L’homeschooling est donc en règle général toléré, mais soumis à une surveillance relativement étroite. Il est donc indispensable de se renseigner sur les différentes modalités à chaque territoire si on veut y tenter l’expérience.

André Stern

"Les rituels scolaires n’entrent pas en résonance avec le rythme de leur curiosité"

Fils de parents brillants et scolarisés - son père est chercheur et pédagogue - André Stern n’a jamais été à l’école.

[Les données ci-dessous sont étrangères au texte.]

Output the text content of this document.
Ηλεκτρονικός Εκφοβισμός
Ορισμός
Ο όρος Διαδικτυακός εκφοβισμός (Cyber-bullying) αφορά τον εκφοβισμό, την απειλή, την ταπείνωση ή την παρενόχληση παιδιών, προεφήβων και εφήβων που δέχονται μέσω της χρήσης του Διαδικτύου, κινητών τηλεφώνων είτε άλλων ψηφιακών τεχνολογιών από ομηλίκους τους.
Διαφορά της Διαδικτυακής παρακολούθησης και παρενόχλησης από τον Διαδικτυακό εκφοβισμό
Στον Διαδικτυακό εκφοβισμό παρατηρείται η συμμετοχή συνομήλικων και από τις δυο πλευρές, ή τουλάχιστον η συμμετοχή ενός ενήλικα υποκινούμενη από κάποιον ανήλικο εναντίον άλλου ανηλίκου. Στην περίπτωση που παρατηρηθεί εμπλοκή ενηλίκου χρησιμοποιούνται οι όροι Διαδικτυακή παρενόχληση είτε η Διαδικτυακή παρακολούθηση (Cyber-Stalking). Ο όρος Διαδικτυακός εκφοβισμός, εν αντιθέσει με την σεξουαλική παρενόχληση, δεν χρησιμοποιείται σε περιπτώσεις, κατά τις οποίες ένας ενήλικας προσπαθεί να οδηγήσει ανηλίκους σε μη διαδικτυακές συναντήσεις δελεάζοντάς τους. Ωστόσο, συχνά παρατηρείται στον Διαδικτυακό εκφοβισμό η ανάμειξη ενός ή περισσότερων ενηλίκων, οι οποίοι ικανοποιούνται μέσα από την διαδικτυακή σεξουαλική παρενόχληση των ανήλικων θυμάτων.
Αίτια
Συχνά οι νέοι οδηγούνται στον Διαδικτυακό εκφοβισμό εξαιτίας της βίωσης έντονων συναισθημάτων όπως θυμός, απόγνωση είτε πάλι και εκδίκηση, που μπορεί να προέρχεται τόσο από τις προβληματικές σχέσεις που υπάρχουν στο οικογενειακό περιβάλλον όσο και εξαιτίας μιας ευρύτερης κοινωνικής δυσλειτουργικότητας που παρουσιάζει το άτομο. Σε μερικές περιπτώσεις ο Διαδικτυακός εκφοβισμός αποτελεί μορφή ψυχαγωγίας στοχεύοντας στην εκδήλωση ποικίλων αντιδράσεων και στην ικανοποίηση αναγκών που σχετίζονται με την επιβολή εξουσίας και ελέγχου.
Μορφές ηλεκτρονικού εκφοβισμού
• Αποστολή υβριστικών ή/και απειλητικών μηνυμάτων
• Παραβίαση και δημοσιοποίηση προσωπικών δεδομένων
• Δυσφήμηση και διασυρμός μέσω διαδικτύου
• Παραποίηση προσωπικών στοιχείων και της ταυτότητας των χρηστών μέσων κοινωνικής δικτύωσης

Il raconte son parcours dans un livre intitulé "Et je ne suis jamais allé à l’école. Histoire d’une enfance heureuse", paru aux éditions Acte Sud en 2011. "La banalité de mon histoire", aime-t-il dire.

Banale? Pas vraiment. Car ses parents ne lui ont jamais enseigné. "La nature des enfants est d’apprendre. Mais durant leur parcours scolaire, beaucoup d’entre eux perdent ce goût d’apprendre. Les rituels scolaires n’entrent pas en résonance avec le rythme de leur curiosité", estime ce musicien, luthier, auteur et conférencier qui ose ajouter: "Le jeu, c’est le mieux pour apprendre. C’est le vecteur d’apprentissage par excellence. Je n’ai jamais cessé de jouer". À 45 ans, il est convaincu également que "le cerveau se développe là où nous l’utilisons avec enthousiasme: voilà le mot-clé!"